Осталось пройти совсем чуть-чуть. Наконец из-за поворота выступило неказистое одноэтажное здание с зарешеченными окнами, склад, куда, собственно, и лежал наш путь. На складе мы были впервые, поэтому  нерешительно топтались на скользком пороге. Я постучалась в рассохшуюся дверь, никто не ответил. Подождав, я постучала снова, на этот раз кулаком — и вновь тишина. Втроем мы выбили барабанную дробь. Послышался недовольный мужской голос:
«Иду, иду! Все им скорее надо. Скорее!» - лязгнул засов, рассохшаяся дверь отворилась, мы вглядывались в открывшуюся перед нами темноту.
«Проходите, что вы там встали? Не июль на дворе!» - донеслось до нас негромкое молчание.
Задвинув засов, мы по очереди зашли в длинное помещение, посреди которого  стоял черный во всю комнату стол. Стол стоял так, чтобы его можно было обойти вокруг, не сбив плечом банки, планшеты, старые ржавые чайники, свисавшие с огромных старых гвоздей.
В комнате было тепло, даже душно. Тусклый свет фонаря «летучая мышь» светил нам под ноги.
«Ай!» - Валентина Николаевна отскочила в сторону, потирая лодыжку. Не заметив, она споткнулась о какую-то ржавую посудину. Выскочивший на шум хозяин склада хмуро посмотрел на нас из-под щетинистых бровей, но ничего не сказал. Минуту-другую мы  пытались разглядеть друг друга.
«Здравствуйте. Мы из отдела Большого Меншиковского дворца. Принесли списочек. Вот!».
«Здрасьте! Сам вижу, зачем пришли. Так!  Мыла нет, только жидкое, гвоздей нет — будут в мае-июне, бумага только тонкая писчая, карандаши дам, туалетной бумаги нет  и не будет-покупайте сами! Все, больше ничего нет. Банку под мыло принесли?».
«Нет. Банки нету» - сказала я.
«Банки нету!» - передразнил меня хозяин, пристально вглядываясь в мое лицо.
«И куда ж я вам мыла налью? В свою банку?  Все и так уже растащили! Спасу на вас нет! Вот возьму и не дам мыла!»

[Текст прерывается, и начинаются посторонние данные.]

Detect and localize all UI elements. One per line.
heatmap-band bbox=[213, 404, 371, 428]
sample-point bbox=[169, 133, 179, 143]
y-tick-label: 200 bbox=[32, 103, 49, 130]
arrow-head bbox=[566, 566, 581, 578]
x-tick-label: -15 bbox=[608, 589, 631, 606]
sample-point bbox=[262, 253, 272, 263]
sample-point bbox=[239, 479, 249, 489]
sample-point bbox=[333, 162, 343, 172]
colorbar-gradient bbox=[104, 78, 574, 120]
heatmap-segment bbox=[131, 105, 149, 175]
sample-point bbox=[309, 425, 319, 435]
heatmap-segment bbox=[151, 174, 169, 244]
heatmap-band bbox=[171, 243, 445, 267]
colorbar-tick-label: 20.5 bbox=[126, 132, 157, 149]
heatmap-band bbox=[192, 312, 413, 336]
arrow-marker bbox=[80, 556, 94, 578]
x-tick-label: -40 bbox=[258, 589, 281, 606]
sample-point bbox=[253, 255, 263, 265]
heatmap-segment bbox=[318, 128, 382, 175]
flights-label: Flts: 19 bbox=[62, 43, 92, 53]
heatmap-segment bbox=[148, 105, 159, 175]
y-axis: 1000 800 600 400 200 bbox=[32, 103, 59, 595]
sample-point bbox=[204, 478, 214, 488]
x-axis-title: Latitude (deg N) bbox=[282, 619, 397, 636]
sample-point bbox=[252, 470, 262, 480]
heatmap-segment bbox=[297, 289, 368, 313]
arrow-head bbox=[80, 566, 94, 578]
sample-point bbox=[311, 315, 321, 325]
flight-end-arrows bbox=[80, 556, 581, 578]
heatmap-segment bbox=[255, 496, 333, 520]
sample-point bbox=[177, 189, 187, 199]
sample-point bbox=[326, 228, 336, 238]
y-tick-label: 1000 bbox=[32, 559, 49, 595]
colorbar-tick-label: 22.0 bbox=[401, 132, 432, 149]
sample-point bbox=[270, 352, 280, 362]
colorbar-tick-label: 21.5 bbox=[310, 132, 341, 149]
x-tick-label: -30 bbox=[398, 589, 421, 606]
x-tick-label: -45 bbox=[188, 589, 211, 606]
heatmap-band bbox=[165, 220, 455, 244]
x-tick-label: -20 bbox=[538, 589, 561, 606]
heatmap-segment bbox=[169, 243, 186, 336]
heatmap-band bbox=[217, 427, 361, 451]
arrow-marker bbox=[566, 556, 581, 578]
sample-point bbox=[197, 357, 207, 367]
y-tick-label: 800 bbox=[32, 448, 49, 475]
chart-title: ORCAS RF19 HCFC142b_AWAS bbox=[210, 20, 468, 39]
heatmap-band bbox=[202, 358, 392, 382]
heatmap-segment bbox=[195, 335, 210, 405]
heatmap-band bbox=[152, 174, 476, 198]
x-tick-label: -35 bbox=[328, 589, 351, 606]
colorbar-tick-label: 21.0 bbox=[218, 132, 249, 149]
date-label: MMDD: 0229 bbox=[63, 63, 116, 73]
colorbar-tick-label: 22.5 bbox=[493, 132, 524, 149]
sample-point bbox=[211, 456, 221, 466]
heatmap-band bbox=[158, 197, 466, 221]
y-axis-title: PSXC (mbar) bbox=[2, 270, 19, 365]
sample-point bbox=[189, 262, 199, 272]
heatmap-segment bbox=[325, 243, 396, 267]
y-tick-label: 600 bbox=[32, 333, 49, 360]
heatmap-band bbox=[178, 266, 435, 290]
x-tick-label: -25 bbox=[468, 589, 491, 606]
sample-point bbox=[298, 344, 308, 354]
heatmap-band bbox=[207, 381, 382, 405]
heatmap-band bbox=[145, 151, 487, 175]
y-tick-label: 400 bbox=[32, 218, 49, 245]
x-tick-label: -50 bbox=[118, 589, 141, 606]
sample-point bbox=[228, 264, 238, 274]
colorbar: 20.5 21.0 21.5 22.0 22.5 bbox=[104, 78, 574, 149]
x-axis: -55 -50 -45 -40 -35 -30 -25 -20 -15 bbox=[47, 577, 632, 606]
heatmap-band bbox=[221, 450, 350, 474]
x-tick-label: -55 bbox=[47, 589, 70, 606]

«Простите, пожалуйста! Мы  здесь в первый раз, мы не знали!» - жалобно протянула Катя.
«Ладно уж! Найду я вам банку, идите сюда! Держи банку вот так» - велел хозяин Кате.
Жидкое лиловое мыло текло по каплям в пластмассовую емкость. Хозяин , держа емкость аккуратно, стараясь не пролить ни капли, сопел, то и дело вытирая со лба пот. Выдав нам все обещанное, он спросил «Кто здесь старшая?»
«Я!» - выступила вперед Валентина Николаевна.
«Пошли».
Старясь не задеть ящики, стоявшие повсюду, мы втроем втиснулись в маленькую комнатку без окон , с  тремя стульями и низким столиком. Прямо на нас из-за угла с красного плаката грозно смотрел Владимир Владимирович Маяковский, в комнате жутко пахло мочой, Катя морщилась. Неожиданно во все стороны брызнул яркий свет — хозяин включил лампу. Мы смогли впервые,  как следует разглядеть этого человека. Ниже среднего роста, седоволосый, безусый, обрюзгший мужчина лет восьмидесяти. Одет он был в грязные камуфляжные брюки, держащиеся на одной веревочке без пуговиц, в желтой от пота безрукавке, одетой поверх замызганного свитера, в зеленой рваной фуфайке. На ногах  блестели железными пряжками грубые солдатские башмаки.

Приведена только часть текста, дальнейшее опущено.